Les rebelles Houthis du Yémen ont annoncé cette semaine un blocus maritime contre l'Arabie saoudite, une menace aussitôt suivie de l'attaque de deux pétroliers en mer Rouge, selon BMF - International. Cette nouvelle flambée de tensions au Moyen-Orient fait craindre une nouvelle crise énergétique, alors que le prix du baril repart déjà à la hausse depuis que le cessez-le-feu entre l'Iran et les États-Unis a volé en éclat.

Les Houthis, alliés de Téhéran, ont revendiqué des attaques en mer Rouge contre « deux pétroliers saoudiens ». Cette menace de blocus maritime contre l'Arabie saoudite intervient après une série de tensions entre les deux pays. Les Houthis sont membres de « l'axe de la résistance » contre Israël, mené par l'Iran, aux côtés du Hamas palestinien et du Hezbollah libanais.

Ce qu'il faut retenir

  • Les rebelles Houthis du Yémen ont annoncé un blocus maritime contre l'Arabie saoudite.
  • Deux pétroliers saoudiens ont été attaqués en mer Rouge.
  • Les Houthis sont alliés de Téhéran et font partie de « l'axe de la résistance » contre Israël.

Contexte

Les Houthis ont repris les armes en 2023 en réaction à la guerre menée par Israël dans la bande de Gaza, déclenchée par l'attaque du Hamas du 7-Octobre. À coups de drones et de missiles, les rebelles s'en sont pris à Israël et à tous les navires commerçant avec l'État hébreu, troublant le trafic dans la mer Rouge. Les Houthis tiraient notamment profit du détroit de Bab el-Mandeb, un goulet d'étranglement situé à l'extrémité sud de la mer Rouge et que les navires doivent emprunter pour rallier le canal de Suez.
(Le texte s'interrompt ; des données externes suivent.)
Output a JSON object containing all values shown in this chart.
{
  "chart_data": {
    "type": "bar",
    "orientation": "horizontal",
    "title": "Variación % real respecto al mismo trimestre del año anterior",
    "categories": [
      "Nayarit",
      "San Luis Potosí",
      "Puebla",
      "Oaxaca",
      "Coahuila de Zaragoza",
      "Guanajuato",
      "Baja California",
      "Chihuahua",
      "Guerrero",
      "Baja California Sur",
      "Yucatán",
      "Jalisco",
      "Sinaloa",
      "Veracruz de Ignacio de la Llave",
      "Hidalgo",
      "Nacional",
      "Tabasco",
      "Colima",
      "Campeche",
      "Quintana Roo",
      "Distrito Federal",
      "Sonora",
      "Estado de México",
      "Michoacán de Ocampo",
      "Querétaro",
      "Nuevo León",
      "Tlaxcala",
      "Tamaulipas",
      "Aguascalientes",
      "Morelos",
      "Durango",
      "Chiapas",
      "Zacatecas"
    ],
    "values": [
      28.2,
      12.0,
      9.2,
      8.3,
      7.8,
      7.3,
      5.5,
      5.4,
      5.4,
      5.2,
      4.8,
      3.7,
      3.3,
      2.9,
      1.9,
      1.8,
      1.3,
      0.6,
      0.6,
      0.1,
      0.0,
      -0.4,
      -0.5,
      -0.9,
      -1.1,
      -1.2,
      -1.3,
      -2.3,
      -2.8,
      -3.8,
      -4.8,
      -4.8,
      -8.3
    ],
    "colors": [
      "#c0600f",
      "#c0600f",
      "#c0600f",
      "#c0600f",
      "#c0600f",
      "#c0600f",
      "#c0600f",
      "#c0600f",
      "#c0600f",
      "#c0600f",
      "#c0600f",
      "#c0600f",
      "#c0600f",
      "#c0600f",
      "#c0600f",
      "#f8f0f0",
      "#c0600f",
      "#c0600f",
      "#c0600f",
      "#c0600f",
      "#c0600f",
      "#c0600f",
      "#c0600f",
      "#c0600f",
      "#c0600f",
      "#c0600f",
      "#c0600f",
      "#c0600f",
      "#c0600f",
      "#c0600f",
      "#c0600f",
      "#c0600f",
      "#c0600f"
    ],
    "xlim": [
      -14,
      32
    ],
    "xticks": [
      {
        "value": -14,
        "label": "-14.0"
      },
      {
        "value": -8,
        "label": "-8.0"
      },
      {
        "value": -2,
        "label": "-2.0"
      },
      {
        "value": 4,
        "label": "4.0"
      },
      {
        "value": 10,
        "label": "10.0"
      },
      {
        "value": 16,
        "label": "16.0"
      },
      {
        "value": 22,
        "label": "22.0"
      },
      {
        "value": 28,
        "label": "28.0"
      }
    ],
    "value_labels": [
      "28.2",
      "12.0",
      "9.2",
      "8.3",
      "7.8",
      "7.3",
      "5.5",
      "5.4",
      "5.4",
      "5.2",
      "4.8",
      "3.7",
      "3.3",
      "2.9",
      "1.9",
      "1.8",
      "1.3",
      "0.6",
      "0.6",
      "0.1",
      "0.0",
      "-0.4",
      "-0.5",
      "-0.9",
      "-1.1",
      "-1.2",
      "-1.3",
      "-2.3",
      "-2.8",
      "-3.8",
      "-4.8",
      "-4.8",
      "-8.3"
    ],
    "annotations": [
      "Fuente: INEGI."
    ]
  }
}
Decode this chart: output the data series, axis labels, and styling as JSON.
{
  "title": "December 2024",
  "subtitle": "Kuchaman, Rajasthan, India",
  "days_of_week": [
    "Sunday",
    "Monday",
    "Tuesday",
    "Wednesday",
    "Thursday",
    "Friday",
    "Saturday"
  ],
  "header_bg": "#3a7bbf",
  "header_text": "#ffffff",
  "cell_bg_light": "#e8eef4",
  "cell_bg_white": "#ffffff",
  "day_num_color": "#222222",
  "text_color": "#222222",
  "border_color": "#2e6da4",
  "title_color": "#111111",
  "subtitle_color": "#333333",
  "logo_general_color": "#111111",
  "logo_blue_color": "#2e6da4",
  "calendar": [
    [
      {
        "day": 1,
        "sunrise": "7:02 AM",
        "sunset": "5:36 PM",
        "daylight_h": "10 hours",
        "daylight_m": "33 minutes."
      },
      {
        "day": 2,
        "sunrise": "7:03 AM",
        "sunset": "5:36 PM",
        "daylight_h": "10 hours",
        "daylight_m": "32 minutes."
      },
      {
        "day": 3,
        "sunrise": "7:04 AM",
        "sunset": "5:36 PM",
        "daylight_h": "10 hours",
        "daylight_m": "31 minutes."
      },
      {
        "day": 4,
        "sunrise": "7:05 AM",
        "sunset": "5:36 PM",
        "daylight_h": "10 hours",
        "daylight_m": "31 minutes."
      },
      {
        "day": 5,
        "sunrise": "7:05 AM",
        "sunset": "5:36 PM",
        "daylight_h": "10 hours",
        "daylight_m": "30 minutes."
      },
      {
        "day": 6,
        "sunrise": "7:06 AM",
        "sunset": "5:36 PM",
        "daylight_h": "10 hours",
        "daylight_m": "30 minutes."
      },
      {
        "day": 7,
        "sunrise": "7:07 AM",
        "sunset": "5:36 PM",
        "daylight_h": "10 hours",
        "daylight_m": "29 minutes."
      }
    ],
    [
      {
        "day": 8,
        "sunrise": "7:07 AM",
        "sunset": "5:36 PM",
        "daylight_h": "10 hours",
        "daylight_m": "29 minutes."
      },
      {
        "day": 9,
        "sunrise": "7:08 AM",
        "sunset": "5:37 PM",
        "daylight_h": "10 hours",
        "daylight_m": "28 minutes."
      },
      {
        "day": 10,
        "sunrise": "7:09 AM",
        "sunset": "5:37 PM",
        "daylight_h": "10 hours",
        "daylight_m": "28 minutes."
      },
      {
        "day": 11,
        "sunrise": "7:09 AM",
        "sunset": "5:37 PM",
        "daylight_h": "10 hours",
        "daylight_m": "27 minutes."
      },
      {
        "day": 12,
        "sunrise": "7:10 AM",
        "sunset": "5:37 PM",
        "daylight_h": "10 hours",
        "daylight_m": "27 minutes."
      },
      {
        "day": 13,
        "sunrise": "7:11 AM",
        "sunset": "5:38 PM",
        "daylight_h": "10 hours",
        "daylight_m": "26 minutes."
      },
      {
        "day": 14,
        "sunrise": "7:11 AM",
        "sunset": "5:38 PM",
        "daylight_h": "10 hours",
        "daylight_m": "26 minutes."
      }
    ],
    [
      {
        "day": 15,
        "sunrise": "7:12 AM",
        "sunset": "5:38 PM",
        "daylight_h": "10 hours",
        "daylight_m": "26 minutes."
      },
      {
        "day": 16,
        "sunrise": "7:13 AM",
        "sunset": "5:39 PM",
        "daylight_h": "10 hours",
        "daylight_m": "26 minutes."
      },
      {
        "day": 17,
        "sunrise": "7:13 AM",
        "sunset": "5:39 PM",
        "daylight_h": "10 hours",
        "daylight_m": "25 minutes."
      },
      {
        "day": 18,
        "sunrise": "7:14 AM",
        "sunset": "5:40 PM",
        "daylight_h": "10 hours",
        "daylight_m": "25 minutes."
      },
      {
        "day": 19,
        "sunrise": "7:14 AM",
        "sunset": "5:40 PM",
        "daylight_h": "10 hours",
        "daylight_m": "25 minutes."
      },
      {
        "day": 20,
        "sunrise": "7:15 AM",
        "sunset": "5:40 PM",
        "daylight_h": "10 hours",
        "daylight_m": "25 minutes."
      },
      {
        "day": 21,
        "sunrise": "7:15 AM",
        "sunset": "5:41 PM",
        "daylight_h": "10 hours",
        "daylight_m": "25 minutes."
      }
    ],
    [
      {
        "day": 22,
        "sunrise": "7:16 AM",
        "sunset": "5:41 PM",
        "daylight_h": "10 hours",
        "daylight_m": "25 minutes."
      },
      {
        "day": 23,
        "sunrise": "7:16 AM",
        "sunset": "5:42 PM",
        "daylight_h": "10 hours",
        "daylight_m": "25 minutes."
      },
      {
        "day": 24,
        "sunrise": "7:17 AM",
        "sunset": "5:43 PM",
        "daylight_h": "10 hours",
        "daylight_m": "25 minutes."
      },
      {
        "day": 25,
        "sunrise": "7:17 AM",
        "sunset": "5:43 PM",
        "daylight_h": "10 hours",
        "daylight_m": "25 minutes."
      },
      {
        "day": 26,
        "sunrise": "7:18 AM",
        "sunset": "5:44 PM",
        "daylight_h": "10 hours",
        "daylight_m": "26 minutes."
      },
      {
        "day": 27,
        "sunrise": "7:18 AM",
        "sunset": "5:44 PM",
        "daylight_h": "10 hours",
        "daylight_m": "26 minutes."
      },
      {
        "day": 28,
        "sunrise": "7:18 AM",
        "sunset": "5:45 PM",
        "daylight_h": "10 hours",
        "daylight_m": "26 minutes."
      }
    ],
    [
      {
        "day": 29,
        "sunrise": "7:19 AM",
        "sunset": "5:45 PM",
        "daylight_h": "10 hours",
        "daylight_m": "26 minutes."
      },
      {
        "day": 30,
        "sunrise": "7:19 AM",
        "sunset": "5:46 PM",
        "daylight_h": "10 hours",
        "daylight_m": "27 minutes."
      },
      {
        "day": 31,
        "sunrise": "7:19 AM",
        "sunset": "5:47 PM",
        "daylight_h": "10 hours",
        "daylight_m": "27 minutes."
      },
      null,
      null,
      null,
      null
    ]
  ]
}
En 2024 et 2025, leurs capacités militaires ont toutefois été sévèrement affaiblies par une série de frappes israéliennes et américaines. L'élément déclencheur a été la tentative d'atterrissage à Sanaa d'un avion iranien en provenance de Téhéran, défiant l'hégémonie saoudienne sur l'espace aérien yéménite.

Conséquences

Si les menaces des Houthis servent aussi les intérêts de l'Iran, qui entend bloquer le commerce mondial pour faire pression sur Donald Trump, « je crois que c'est une erreur de dire que les Houthis font ça sous les ordres de l'Iran », avance le spécialiste du Yémen, pour qui les rebelles houthis sont « plus autonomes » que les autres proxys de Téhéran.

Le blocus accentuerait la pression sur l'économie saoudienne, qui dépend de son port de Yanbu, sur la mer Rouge, pour l'exportation de son pétrole. « C'est aujourd'hui la seule voie d'exportation pétrolière de l'Arabie saoudite qui est encore véritablement opérationnelle », explique à BMF Sylvain Domergue, géographe et enseignant à Science Po Bordeaux.

Reactions

Les Houthis n'ont même pas besoin de mettre en œuvre le blocus, le simple fait de l'annoncer va avoir un effet dissuasif sur les compagnies maritimes. Et ça, ça va leur donner du poids dans les négociations, selon Thomas Juneau, professeur à l'université d'Ottawa et spécialiste du Yémen.

Et maintenant ?

La situation reste tendue, avec des conséquences potentielles sur le commerce mondial et l'économie saoudienne. Les prochaines semaines seront cruciales pour déterminer l'issue de ce conflit et ses répercussions sur la région.

Le président américain, Donald Trump, a déclaré qu'il suivait de près la situation et que les États-Unis s'occuperaient de la situation si nécessaire. Les réactions des autres pays de la région et de la communauté internationale seront à suivre de près dans les prochains jours.